Pesquisas realizadas por paleontólogos do Museu Nacional, do Museu de Ciências da Terra e da Unesp de Rio Claro resultaram na descoberta de mais dois novos dinossauros brasileiros – Baurutitan britoi e Trigonosaurus pricei –, relatada nos Arquivos do Museu Nacional . Ambos eram herbívoros e pertenciam ao grupo dos titanossauros. Seus fósseis foram encontrados em rochas de 80 milhões de anos em Minas Gerais. Com isso, sobe para 14 o número de dinossauros confirmados no Brasil.

Um gastrópode fóssil com tecido mole acaba de ser encontrado por M. Sutton e colaboradores. A importância da descoberta, publicada na revista britânica Proceedings of The Royal Society B , foi o fato de o material ter sido encontrado em camadas com 425 milhões de anos, tornando-o o mais antigo gastrópode com tecido mole conhecido. A parte preservada inclui o sistema digestivo, que pode ser reconstruído digitalmente pelos pesquisadores, trazendo novas informações sobre este animal: tudo indica que ele deve ter sido coprófago, ou seja, se alimentava de detritos que ficavam no fundo do mar.
Uma nova espécie de bivalve fóssil acaba se ser descrita. Foram coletadas dezenas de exemplares da Anditrigonia britoi no município de Riachuelo, no Sergipe, em camadas com aproximadamente 106-110 milhões de anos – época em que o mar cobria partes do Nordeste brasileiro. A espécie é muito semelhante a formas encontradas na costa pacífica das Américas do Sul e do Norte.
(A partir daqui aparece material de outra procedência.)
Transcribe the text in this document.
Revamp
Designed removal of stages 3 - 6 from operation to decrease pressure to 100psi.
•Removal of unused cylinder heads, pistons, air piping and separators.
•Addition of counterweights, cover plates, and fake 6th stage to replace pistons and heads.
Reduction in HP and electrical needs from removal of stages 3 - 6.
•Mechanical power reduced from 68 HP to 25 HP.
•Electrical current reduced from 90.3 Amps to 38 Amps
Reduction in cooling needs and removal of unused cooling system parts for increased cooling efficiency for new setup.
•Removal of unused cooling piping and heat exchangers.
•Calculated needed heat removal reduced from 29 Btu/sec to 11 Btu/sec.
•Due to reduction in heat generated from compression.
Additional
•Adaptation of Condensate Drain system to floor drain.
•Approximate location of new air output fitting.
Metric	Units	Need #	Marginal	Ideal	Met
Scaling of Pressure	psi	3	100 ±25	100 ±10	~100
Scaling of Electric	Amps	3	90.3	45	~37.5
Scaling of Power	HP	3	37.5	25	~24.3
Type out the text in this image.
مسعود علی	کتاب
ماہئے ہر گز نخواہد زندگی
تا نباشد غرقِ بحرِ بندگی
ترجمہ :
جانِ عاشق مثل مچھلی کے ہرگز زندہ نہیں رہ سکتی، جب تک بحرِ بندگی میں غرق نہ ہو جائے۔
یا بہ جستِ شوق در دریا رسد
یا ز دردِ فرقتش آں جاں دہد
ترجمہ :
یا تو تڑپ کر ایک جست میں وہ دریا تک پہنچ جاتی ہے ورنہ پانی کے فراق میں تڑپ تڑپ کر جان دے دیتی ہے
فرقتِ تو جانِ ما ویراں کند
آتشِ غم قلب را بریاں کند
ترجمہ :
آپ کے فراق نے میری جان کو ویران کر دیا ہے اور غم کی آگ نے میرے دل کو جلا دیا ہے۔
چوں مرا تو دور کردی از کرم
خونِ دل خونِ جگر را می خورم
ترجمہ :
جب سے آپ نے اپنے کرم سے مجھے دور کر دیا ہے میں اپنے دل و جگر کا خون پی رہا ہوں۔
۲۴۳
Segundo o trabalho de Maria Helena Hessel, da Universidade Federal de Pernambuco, publicado nos Arquivos do Museu Nacional (a primeira revista científica do país), o material permitiu um estudo paleoecológico detalhado da espécie.
Um novo exemplar de uma espécie de roedor fóssil elucida a classificação de uma espécie que vive nos dias de hoje. O fóssil pertence à espécie Diatomys shantungensis , do grupo Diatomyidae, e foi encontrado em rochas formadas há 11 milhões de anos, na província chinesa de Shandong. Outros exemplares dessa espécie já eram conhecidos, mas o novo material é mais bem preservado, revelando detalhes da anatomia do crânio e dos dentes do Diatomys , além de parte da pelagem. O mais curioso foi a constatação, a partir do novo material, de que o Laonastes aenigmamus – roedor que vive no Laos – é tão parecido com o Diatomys que acabou sendo reclassificado no grupo Diatomyidae. Isso mostra que um representante desse grupo, tido como extinto há 11 milhões de anos, sobreviveu até os dias de hoje. O estudo, coordenadao po Mary Dawson, mereceu destaque na revista Science .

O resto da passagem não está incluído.